A Kikuyu native does not, however, change his circumcision guild by entering a new clan.

Njama ya Kikende.—The ceremony of adoption is closely connected to a ceremony performed between great friends; this is a form of ceremonial brotherhood, but the man who makes the alliance does not change his clan, and if he is killed the blood money would go to his own clan. In this case the elder kills a ram or he-goat (thengi), which is skinned, and a piece of the skin of the chest is cut off, whilst another elder cuts out a bracelet of the skin and places it on the elder’s right wrist and on the wrist of the man who wishes to join in brotherhood with him.

The man who desires the brotherhood then presents a gourd of beer to the elder; the beer must be of two kinds, viz., sugar-cane and honey-beer mixed. The elder who cuts the bracelet also receives a gourd of beer from the man.

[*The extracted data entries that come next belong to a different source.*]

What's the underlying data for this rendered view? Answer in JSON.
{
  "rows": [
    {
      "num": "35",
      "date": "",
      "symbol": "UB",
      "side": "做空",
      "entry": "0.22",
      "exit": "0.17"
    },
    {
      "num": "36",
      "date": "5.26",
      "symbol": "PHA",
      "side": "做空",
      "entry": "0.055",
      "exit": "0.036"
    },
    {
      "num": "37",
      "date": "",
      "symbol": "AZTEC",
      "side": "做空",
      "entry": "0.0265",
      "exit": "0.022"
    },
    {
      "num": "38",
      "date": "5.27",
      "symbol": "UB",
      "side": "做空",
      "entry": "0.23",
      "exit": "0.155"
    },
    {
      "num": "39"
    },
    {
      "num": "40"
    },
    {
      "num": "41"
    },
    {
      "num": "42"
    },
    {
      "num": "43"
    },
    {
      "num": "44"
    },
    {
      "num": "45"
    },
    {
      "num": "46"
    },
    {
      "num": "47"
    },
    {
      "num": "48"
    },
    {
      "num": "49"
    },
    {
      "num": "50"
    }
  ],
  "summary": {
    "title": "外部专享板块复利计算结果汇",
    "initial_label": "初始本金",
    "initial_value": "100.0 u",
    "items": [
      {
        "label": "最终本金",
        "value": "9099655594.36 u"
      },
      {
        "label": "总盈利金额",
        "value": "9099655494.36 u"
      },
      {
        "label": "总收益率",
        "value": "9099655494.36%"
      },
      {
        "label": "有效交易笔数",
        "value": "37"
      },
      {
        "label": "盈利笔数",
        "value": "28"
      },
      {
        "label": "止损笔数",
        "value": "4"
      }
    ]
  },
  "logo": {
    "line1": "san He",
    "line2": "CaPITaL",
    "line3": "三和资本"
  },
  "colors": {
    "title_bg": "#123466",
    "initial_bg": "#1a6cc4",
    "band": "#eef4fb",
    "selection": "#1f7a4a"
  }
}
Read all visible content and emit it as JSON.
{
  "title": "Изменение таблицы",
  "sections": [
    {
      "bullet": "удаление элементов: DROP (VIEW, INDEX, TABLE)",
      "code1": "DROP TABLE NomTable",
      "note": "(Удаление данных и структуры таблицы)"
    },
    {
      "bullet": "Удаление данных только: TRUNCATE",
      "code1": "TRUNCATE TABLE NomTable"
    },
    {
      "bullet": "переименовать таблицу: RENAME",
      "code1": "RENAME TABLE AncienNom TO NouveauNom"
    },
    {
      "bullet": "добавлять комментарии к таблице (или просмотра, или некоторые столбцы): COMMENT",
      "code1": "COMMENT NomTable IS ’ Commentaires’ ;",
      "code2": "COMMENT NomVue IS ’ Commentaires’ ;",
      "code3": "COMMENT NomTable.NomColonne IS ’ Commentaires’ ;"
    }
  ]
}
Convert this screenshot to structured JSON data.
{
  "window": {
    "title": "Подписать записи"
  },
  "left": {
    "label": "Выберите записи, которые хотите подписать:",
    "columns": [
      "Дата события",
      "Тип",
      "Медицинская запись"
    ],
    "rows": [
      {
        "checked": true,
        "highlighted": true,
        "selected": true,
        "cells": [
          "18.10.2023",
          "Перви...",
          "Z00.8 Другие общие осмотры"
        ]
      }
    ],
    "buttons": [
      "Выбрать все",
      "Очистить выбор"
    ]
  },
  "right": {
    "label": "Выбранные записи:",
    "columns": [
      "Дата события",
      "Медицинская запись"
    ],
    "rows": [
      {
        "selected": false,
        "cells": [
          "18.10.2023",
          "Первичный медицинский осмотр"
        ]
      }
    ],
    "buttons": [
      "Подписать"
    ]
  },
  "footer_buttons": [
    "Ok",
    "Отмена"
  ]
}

On Bee-Keeping.—The A-Kamba are great bee-keepers. When Europeans first visited the country they found the industry fully established; as at the present day, logs of wood were hollowed out and hung in trees for bees to hive in. They periodically collected the honey, brewed mead, and then threw [[252]]away the comb. The Government Officers have since taught them to boil down the wax into cakes which can be sold, and a large quantity is annually exported.

In Kitui when a man makes his first beehive he does not hang it in a tree himself, but gets his uncle to do so; he believes that if he omitted to do this the bees would not settle in it.

The owner of the beehive cannot cohabit with his wife until he sees that a swarm of bees has settled in the hive and is building there. Two nights after he is satisfied that this is the case, he may resume his marital relations.